Any escalation of India-China conflict could have adversely impacted Bhutan’s economy and jeopardized peace in the region. Bhutan has a special relationship with India and has a Treaty of Friendship under which New Delhi is responsible for Thimphu’s security.
Many analysts have suggested that China started road construction in the Doklam plateau to drive a wedge between India and Bhutan as it regarded such friendship as detrimental to its ambitions in the region.
Many analysts in Bhutan have expressed their skepticism regarding the proposed resolution. With no official word yet on the road construction or the Royal Bhutan Army’s position at Zompelri Ridge, the future remains uncertain. Tenzing Lamsang, the editor of The Bhutanese, says that despite Doklam being a “disputed” territory between Bhutan and China, the implications it has on India’s security concerns are “far bigger”.
The crisis erupted in early June when Indian troops advanced into the disputed Doklam plateau to stall the construction of a strategic road by PLA troops near Chicken’s Neck, which connects India’s northeast states with the rest of the country.

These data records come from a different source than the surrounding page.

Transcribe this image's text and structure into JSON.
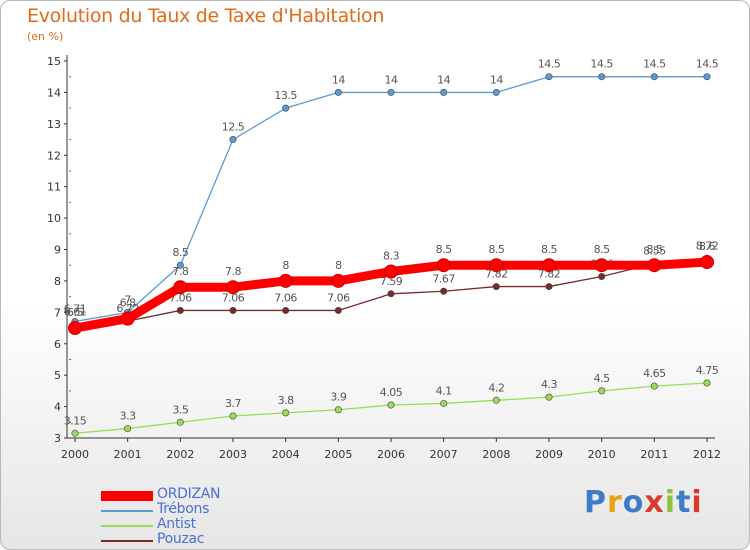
{
  "header": {
    "title": "Evolution du Taux de Taxe d'Habitation",
    "unit": "(en %)"
  },
  "chart_data": {
    "type": "line",
    "x": [
      2000,
      2001,
      2002,
      2003,
      2004,
      2005,
      2006,
      2007,
      2008,
      2009,
      2010,
      2011,
      2012
    ],
    "xlabel": "",
    "ylabel": "",
    "ylim": [
      3,
      15
    ],
    "yticks": [
      3,
      4,
      5,
      6,
      7,
      8,
      9,
      10,
      11,
      12,
      13,
      14,
      15
    ],
    "grid": false,
    "legend_position": "bottom-left",
    "series": [
      {
        "name": "Trébons",
        "color": "#5b9bd5",
        "values": [
          6.71,
          7,
          8.5,
          12.5,
          13.5,
          14,
          14,
          14,
          14,
          14.5,
          14.5,
          14.5,
          14.5
        ],
        "labels": [
          "6.71",
          "7",
          "8.5",
          "12.5",
          "13.5",
          "14",
          "14",
          "14",
          "14",
          "14.5",
          "14.5",
          "14.5",
          "14.5"
        ]
      },
      {
        "name": "Antist",
        "color": "#99dd55",
        "values": [
          3.15,
          3.3,
          3.5,
          3.7,
          3.8,
          3.9,
          4.05,
          4.1,
          4.2,
          4.3,
          4.5,
          4.65,
          4.75
        ],
        "labels": [
          "3.15",
          "3.3",
          "3.5",
          "3.7",
          "3.8",
          "3.9",
          "4.05",
          "4.1",
          "4.2",
          "4.3",
          "4.5",
          "4.65",
          "4.75"
        ]
      },
      {
        "name": "Pouzac",
        "color": "#7a2a2a",
        "values": [
          6.61,
          6.72,
          7.06,
          7.06,
          7.06,
          7.06,
          7.59,
          7.67,
          7.82,
          7.82,
          8.14,
          8.55,
          8.72
        ],
        "labels": [
          "6.61",
          "6.72",
          "7.06",
          "7.06",
          "7.06",
          "7.06",
          "7.59",
          "7.67",
          "7.82",
          "7.82",
          "8.14",
          "8.55",
          "8.72"
        ]
      },
      {
        "name": "ORDIZAN",
        "color": "#ff0000",
        "values": [
          6.5,
          6.8,
          7.8,
          7.8,
          8,
          8,
          8.3,
          8.5,
          8.5,
          8.5,
          8.5,
          8.5,
          8.6
        ],
        "labels": [
          "6.5",
          "6.8",
          "7.8",
          "7.8",
          "8",
          "8",
          "8.3",
          "8.5",
          "8.5",
          "8.5",
          "8.5",
          "8.5",
          "8.6"
        ]
      }
    ]
  },
  "legend": [
    {
      "name": "ORDIZAN",
      "color": "#ff0000"
    },
    {
      "name": "Trébons",
      "color": "#5b9bd5"
    },
    {
      "name": "Antist",
      "color": "#99dd55"
    },
    {
      "name": "Pouzac",
      "color": "#7a2a2a"
    }
  ],
  "logo": {
    "text": "Proxiti",
    "letter_colors": [
      "#3d7cc9",
      "#e8a21a",
      "#3d7cc9",
      "#d83a2b",
      "#8bc53f",
      "#3d7cc9",
      "#d83a2b"
    ]
  }
}
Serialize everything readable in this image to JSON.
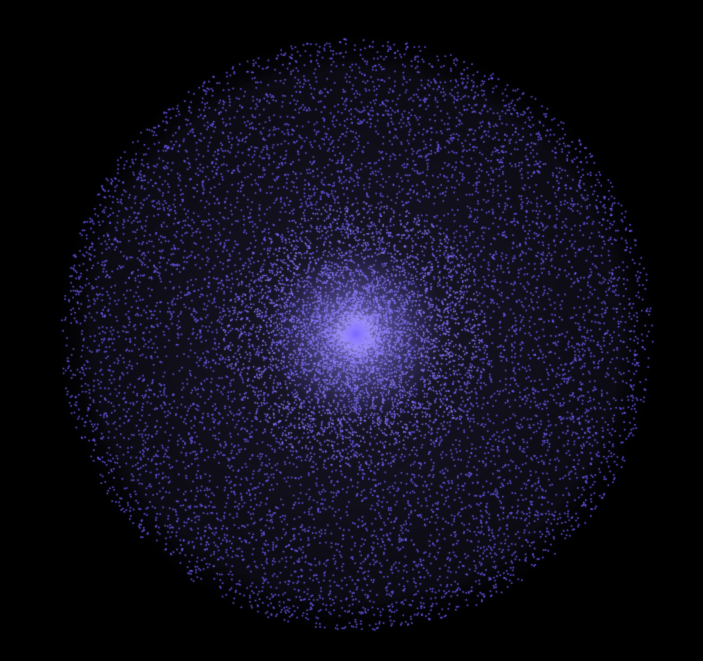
{
  "scene": {
    "background_color": "#000000",
    "particle_color": "#6b5cff",
    "core_glow_color": "#b8b0ff",
    "halo_color": "#5a50c8",
    "shape": "disc",
    "distribution": "dense-center-sparse-edge"
  }
}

India decided to send its troops as the construction of this road would have strengthened China’s hand in disrupting links with northeast states.
India justified this intervention by contending that China’s road construction amounted to altering the status quo in the India-China-Bhutan tri-junction, which the three countries had agreed to resolve trilaterally. China repeatedly accused India of trespassing into its territory and violating its sovereignty and warned of dire consequences. India refused to blink. In the end, diplomacy prevailed as the two sides withdrew their troops on August 28.